MDEV-38218 : Galera test failure on galera_bf_abort_flush_for_export #552

janlindstrom · 2025-12-10T13:53:47Z

Problem is that FLUSH TABLES FOR EXPORT is a local operation (i.e it is not replicated by Galera) but it takes MDL-lock. This MDL-lock then can conflict with INSERT from other node causing INSERT to be BF aborted. This depends on timing, if we have enough time to find that INSERT is waiting MDL-lock we do UNLOCK TABLES fast enough and avoid BF abort. If not there will be BF-abort.

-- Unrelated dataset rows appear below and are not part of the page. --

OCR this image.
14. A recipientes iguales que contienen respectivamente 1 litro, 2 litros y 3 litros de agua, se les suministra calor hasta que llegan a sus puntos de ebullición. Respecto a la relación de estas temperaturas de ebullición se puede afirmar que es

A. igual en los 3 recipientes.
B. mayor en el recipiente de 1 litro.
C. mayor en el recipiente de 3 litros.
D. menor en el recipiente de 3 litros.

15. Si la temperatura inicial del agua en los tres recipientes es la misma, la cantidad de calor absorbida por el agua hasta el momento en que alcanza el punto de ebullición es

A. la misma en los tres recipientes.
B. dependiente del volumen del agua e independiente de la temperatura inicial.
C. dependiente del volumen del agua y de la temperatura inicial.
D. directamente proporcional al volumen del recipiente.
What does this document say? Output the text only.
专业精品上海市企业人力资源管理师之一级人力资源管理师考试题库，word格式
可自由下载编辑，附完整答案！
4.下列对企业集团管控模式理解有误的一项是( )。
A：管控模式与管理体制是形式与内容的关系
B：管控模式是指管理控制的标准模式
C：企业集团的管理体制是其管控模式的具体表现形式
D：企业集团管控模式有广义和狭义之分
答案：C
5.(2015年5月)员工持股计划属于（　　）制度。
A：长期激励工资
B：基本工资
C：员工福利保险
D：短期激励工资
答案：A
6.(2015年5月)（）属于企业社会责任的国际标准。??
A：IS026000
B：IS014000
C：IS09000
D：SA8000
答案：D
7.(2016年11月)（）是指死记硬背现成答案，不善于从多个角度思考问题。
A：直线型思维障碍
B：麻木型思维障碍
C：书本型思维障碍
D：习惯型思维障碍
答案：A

Test case is fixed so that no query about number of BF aborts is counted as it is not stable. Furthermore, improved error printing and added warning when query is interrupted and there is error in wsrep layer.

hemantdangi-gc

Problem is that FLUSH TABLES FOR EXPORT is a local operation (i.e
it is not replicated by Galera) but it takes MDL-lock. This
MDL-lock then can conflict with INSERT from other node causing
INSERT to be BF aborted. This depends on timing, if we
have enough time to find that INSERT is waiting MDL-lock
we do UNLOCK TABLES fast enough and avoid BF abort. If not
there will be BF-abort.

Test case is fixed so that no query about number of BF aborts
is counted as it is not stable.

The above two are optimization but not related to error. The error is for query 'SET SESSION wsrep_sync_wait = 0' and not for INSERT :
mysqltest: At line 19: query 'SET SESSION wsrep_sync_wait = 0' failed: ER_QUERY_INTERRUPTED (1317): Query execution was interrupted

The additional error priniting and warning will give more information for issue, but don't think thses changes resolves issue.

hemantdangi-gc

This looks better I have one doubt regarding requested thread whther that will be also create problem or not otherwise looks good.

This will also need server review as you have changes to MDL_ticket class.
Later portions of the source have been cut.